José Silvestre de Almeida – Nhô Jó
18 Mar 2021

José Silvestre de Almeida – Nhô Jó

O meu nome é José Silvestre de Almeida. Sou natural de Santo Antão. Nasci a 24 de Março de 1937. Tenho 78 anos. Em Cabo Verde trabalhava na agricultura e criava alguns animais, mas a falta de chuva fazia com que muito do nosso esforço fosse infrutífero. Como vivia no interior da ilha, também não me aventurei nas pescas, como tal, resolvi vir para São Tomé e Príncipe tentar a minha sorte. 

Vim no navio Luanda. Saí de São Vicente a 8 de maio de 1960 e cheguei ao Príncipe no dia 20. Vim com a minha companheira com a qual já tinha uma filha. Ela estava um pouco despreparada, pois na época não tínhamos grandes condições e como eu não sabia o que me esperava aqui, achei por bem ela ficar em São Tomé, pois sempre tinha lá a irmã que a poderia auxiliar, e eu vim para o Príncipe. A minha ideia era trabalhar os três anos do contrato e depois ir embora para Cabo Verde. Mas as coisas não correram como inicialmente idealizei e fui renovando o contrato. Primeiro mais dois anos, depois mais três e acabei por ir ficando. Já estou no Príncipe há mais de 56 anos. 

A primeira roça para a qual trabalhei foi a Sundy. Naquele tempo trabalhávamos muito. Levantava-me às 4 horas da madrugada e ia logo para a formatura para a contagem. Às 5 e meia já estava no trabalho. Trabalhávamos até às 5 da tarde; apenas parávamos meia hora, às 7 da manhã, para o pequeno-almoço e depois duas horas, por volta das onze da manhã, para o almoço. Às 5 da tarde voltávamos para a roça. Os que trabalhavam com o capim, muitas vezes ainda tinham que fazer o percurso de regresso à sanzala com um fardo de capim à cabeça, pois era necessário para os animais que estavam na sanzala se deitarem. Por vezes, pedíamos ao capataz para usar algum do capim que carregávamos para fazermos as nossas próprias camas. Depois tomava um banho e jantava de panelão, junto com todos os outros. Fuba com peixe, ou com feijão e, por vezes, com carne. Eram tempos difíceis.

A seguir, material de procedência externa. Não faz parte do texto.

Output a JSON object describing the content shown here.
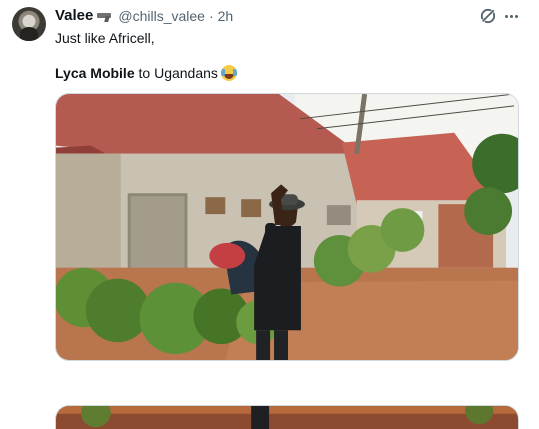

Entretanto São Tomé e Príncipe tornou-se independente e as coisas alteraram-se. Nos primeiros tempos até parecia que tudo iria dar certo, mas com o passar dos anos as condições tornaram-se cada vez mais difíceis. Ainda tenho família em Cabo Verde que me poderia acolher. Tenho uma irmã no Calhau e um irmão em Monte Sossego, em São Vicente, mas se regressasse iria sempre sentir-me como um hóspede. Fui lá em 1986. Paguei as passagens e fui lá com a minha mulher e uma nossa filha. Visitei a minha família mas vi que Cabo Verde já não era para mim. Aqui encontrei a Genoveva, também de Porto Novo, Santo Antão e, com ela, tive mais dez filhos. Morreram cinco e ficaram outros cinco. Entretanto a Genoveva faleceu e eu agora sinto-me um pouco cansado e doente. Estou a viver com uma nova companheira que cuida de mim. 

Apesar de todas as dificuldades, é aqui que me sinto feliz. Aqui trabalho e é aqui que me alimento, por isso, o meu lugar é aqui. O homem é da terra onde trabalha e a terra é dos homens que a trabalham. O essencial é haver respeito e dignidade. Vivi 23 anos em Cabo Verde e 56 em São Tomé, por isso, já me sinto mais são-tomense que cabo-verdiano. Esta é já a minha terra. Foi aqui que construí a minha família e é aqui que me sinto bem.